We previously have demonstrated that the colonic P-ATPase alpha subunit cDNA encodes an H,K-ATPase when expressed in Xenopus laevis oocytes. Besides its high level of amino acid homology (75%) with the Na,K-ATPase, the colonic H,K-ATPase also shares a common pharmacological profile with Na,K-ATPase, because both are ouabain-sensitive and Sch 28080-insensitive. These features raise the possibility that an unrecognized property of the colonic H, K-ATPase would be Na+ translocation. To test this hypothesis, ion-selective microelectrodes were used to measure the intracellular Na+ activity of X. laevis oocytes expressing various combinations of P-ATPase subunits. The results show that expression in oocytes of the colonic H,K-ATPase affects intracellular Na+ homeostasis in a way similar to the expression of the Bufo marinus Na,K-ATPase; intracellular Na+ activity is lower in oocytes expressing the colonic H,K-ATPase or the B. marinus Na,K-ATPase than in oocytes expressing the gastric H,K-ATPase or a beta subunit alone. In oocytes expressing the colonic H,K-ATPase, the decrease in intracellular Na+ activity persists when diffusive Na+ influx is enhanced by functional expression of the amiloride-sensitive epithelial Na+ channel, suggesting that the decrease is related to increased active Na+ efflux. The Na+ decrease depends on the presence of K+ in the external medium and is inhibited by 2 mM ouabain, a concentration that inhibits the colonic H,K-ATPase. These data are consistent with the hypothesis that the colonic H,K-ATPase may transport Na+, acting as an (Na,H),K-ATPase. Despite its molecular and functional characterization, the physiological role of the colonic (Na,H),K-ATPase in colonic and renal ion homeostasis remains to be elucidated.
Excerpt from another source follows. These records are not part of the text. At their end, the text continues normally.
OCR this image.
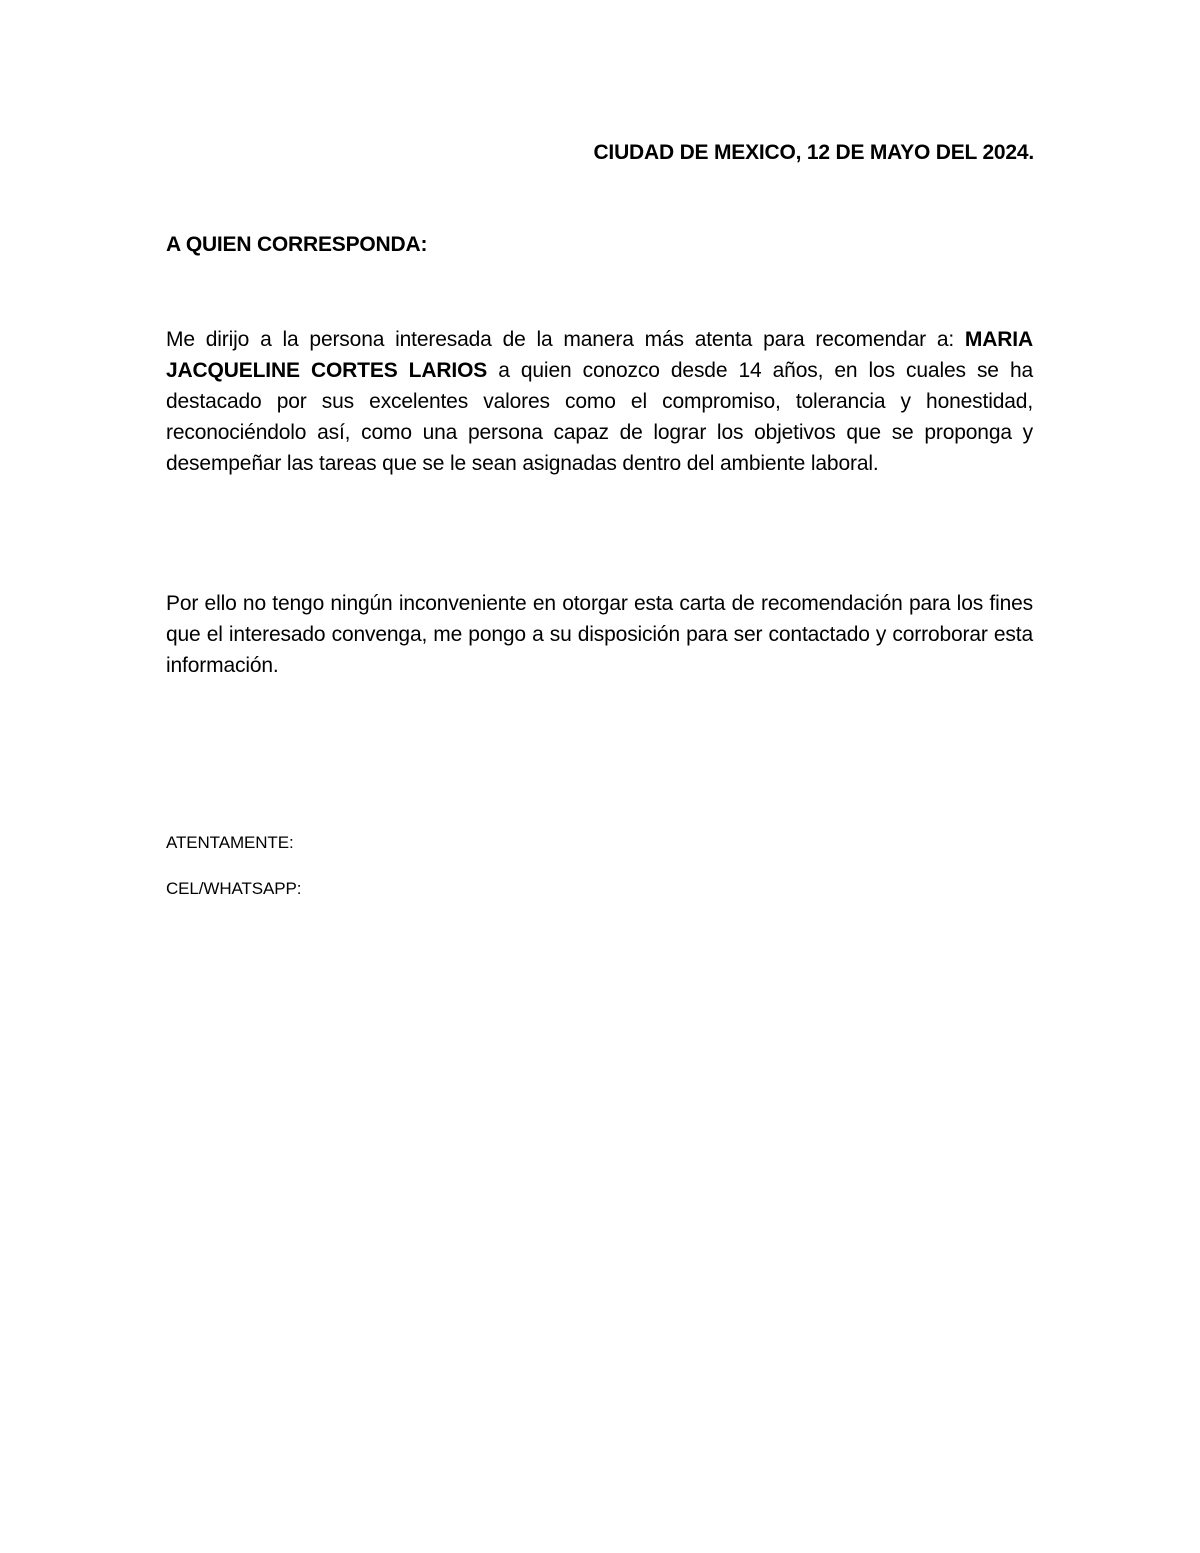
CIUDAD DE MEXICO, 12 DE MAYO DEL 2024.
A QUIEN CORRESPONDA:

Me dirijo a la persona interesada de la manera más atenta para recomendar a: MARIA JACQUELINE CORTES LARIOS a quien conozco desde 14 años, en los cuales se ha destacado por sus excelentes valores como el compromiso, tolerancia y honestidad, reconociéndolo así, como una persona capaz de lograr los objetivos que se proponga y desempeñar las tareas que se le sean asignadas dentro del ambiente laboral.

Por ello no tengo ningún inconveniente en otorgar esta carta de recomendación para los fines que el interesado convenga, me pongo a su disposición para ser contactado y corroborar esta información.

ATENTAMENTE:
CEL/WHATSAPP:
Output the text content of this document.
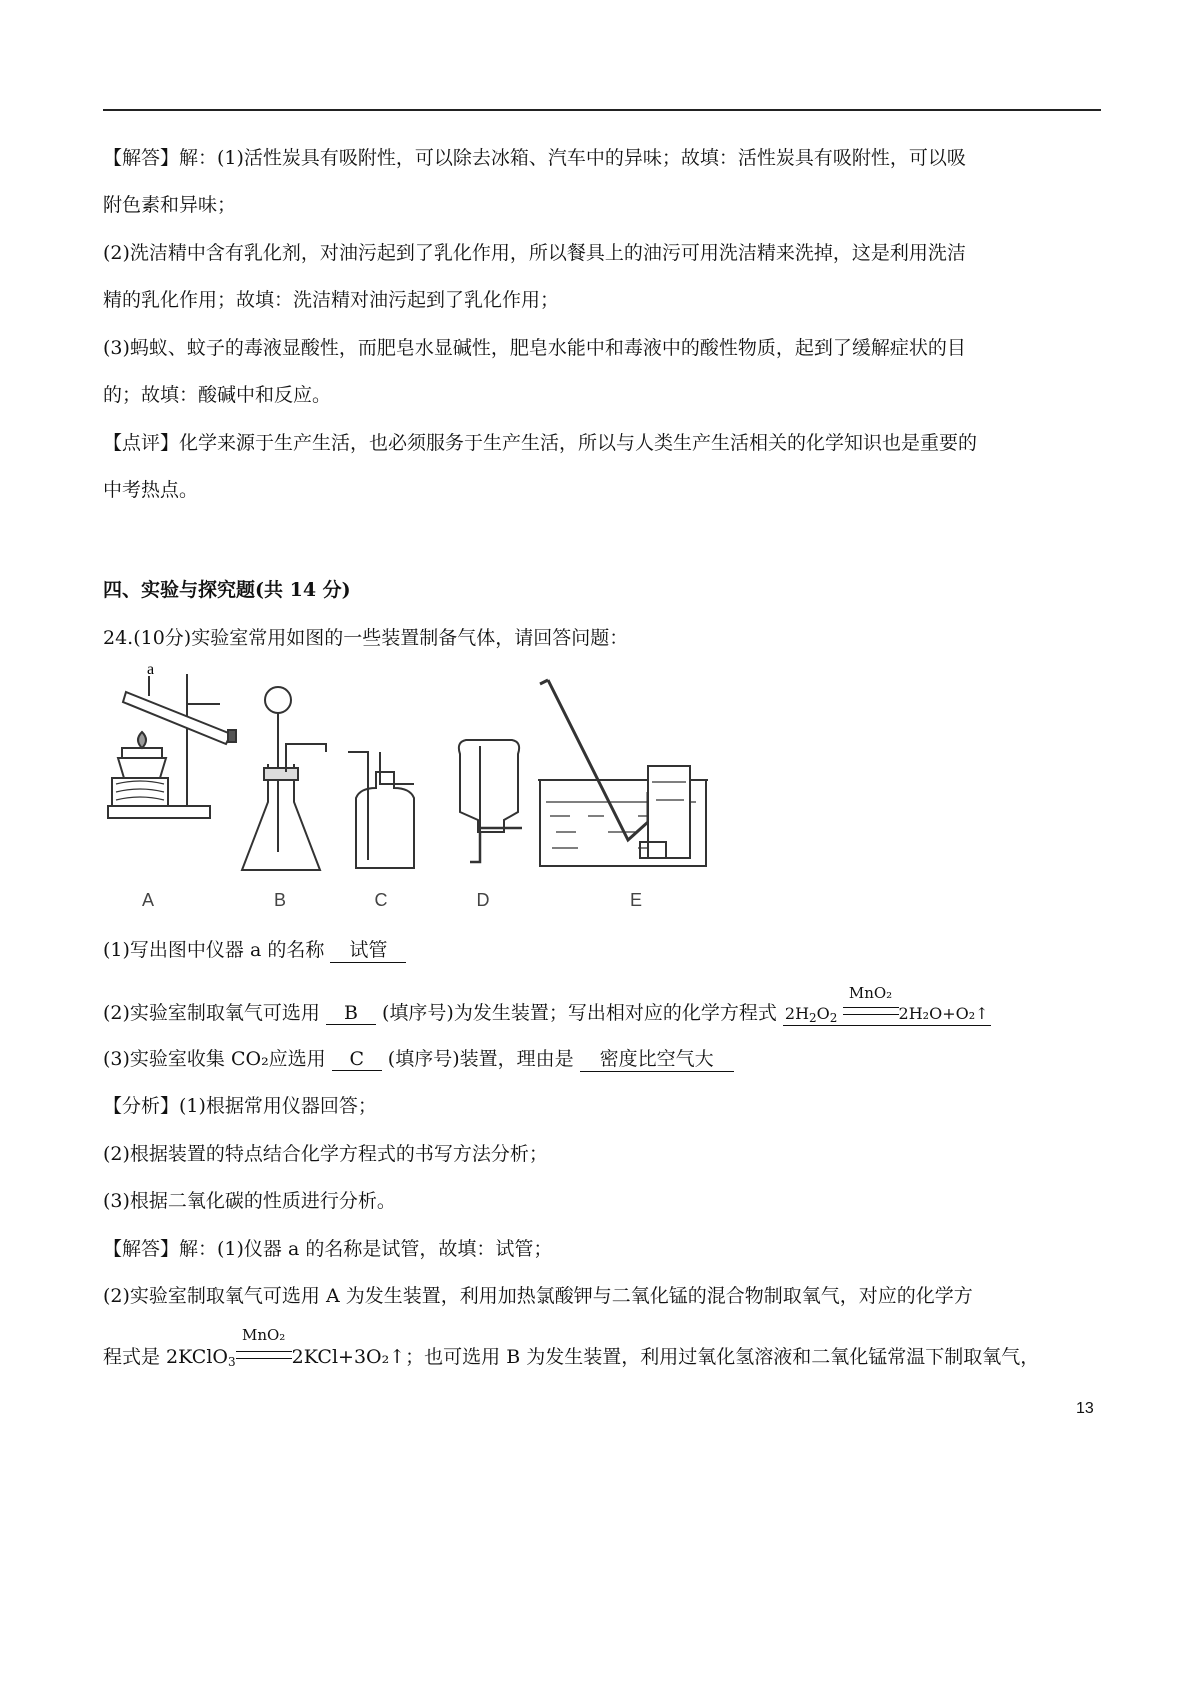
【解答】解：(1)活性炭具有吸附性，可以除去冰箱、汽车中的异味；故填：活性炭具有吸附性，可以吸
附色素和异味；
(2)洗洁精中含有乳化剂，对油污起到了乳化作用，所以餐具上的油污可用洗洁精来洗掉，这是利用洗洁
精的乳化作用；故填：洗洁精对油污起到了乳化作用；
(3)蚂蚁、蚊子的毒液显酸性，而肥皂水显碱性，肥皂水能中和毒液中的酸性物质，起到了缓解症状的目
的；故填：酸碱中和反应。
【点评】化学来源于生产生活，也必须服务于生产生活，所以与人类生产生活相关的化学知识也是重要的
中考热点。
四、实验与探究题(共 14 分)
24.(10分)实验室常用如图的一些装置制备气体，请回答问题：
a
A	B	C	D	E
(1)写出图中仪器 a 的名称 试管
(2)实验室制取氧气可选用 B (填序号)为发生装置；写出相对应的化学方程式 $2H_2O_2$
MnO₂
2H₂O+O₂↑
(3)实验室收集 CO₂应选用 C (填序号)装置，理由是 密度比空气大
【分析】(1)根据常用仪器回答；
(2)根据装置的特点结合化学方程式的书写方法分析；
(3)根据二氧化碳的性质进行分析。
【解答】解：(1)仪器 a 的名称是试管，故填：试管；
(2)实验室制取氧气可选用 A 为发生装置，利用加热氯酸钾与二氧化锰的混合物制取氧气，对应的化学方
程式是 2KClO$_3$
MnO₂
2KCl+3O₂↑；也可选用 B 为发生装置，利用过氧化氢溶液和二氧化锰常温下制取氧气，
13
我们之前已经证明,结肠P - ATP酶α亚基cDNA在非洲爪蟾卵母细胞中表达时编码一种H,K - ATP酶。除了与Na,K - ATP酶具有高度的氨基酸同源性(75%)外,结肠H,K - ATP酶还与Na,K - ATP酶具有共同的药理学特征,因为两者都对哇巴因敏感而对Sch 28080不敏感。这些特征增加了结肠H,K - ATP酶具有未被认识的Na⁺转运特性的可能性。为了验证这一假设,使用离子选择性微电极测量表达P - ATP酶亚基各种组合的非洲爪蟾卵母细胞的细胞内Na⁺活性。结果表明,结肠H,K - ATP酶在卵母细胞中的表达以类似于海蟾蜍Na,K - ATP酶表达的方式影响细胞内Na⁺稳态;表达结肠H,K - ATP酶或海蟾蜍Na,K - ATP酶的卵母细胞中的细胞内Na⁺活性低于表达胃H,K - ATP酶或单独表达β亚基的卵母细胞。在表达结肠H,K - ATP酶的卵母细胞中,当通过氨氯地平敏感的上皮Na⁺通道的功能性表达增强扩散性Na⁺内流时,细胞内Na⁺活性的降低仍然存在,这表明这种降低与活性Na⁺外流增加有关。Na⁺的降低取决于细胞外培养基中K⁺的存在,并被2 mM哇巴因抑制,该浓度可抑制结肠H,K - ATP酶。这些数据与结肠H,K - ATP酶可能作为(Na,H),K - ATP酶转运Na⁺的假设一致。尽管对结肠(Na,H),K - ATP酶进行了分子和功能表征,但其在结肠和肾脏离子稳态中的生理作用仍有待阐明。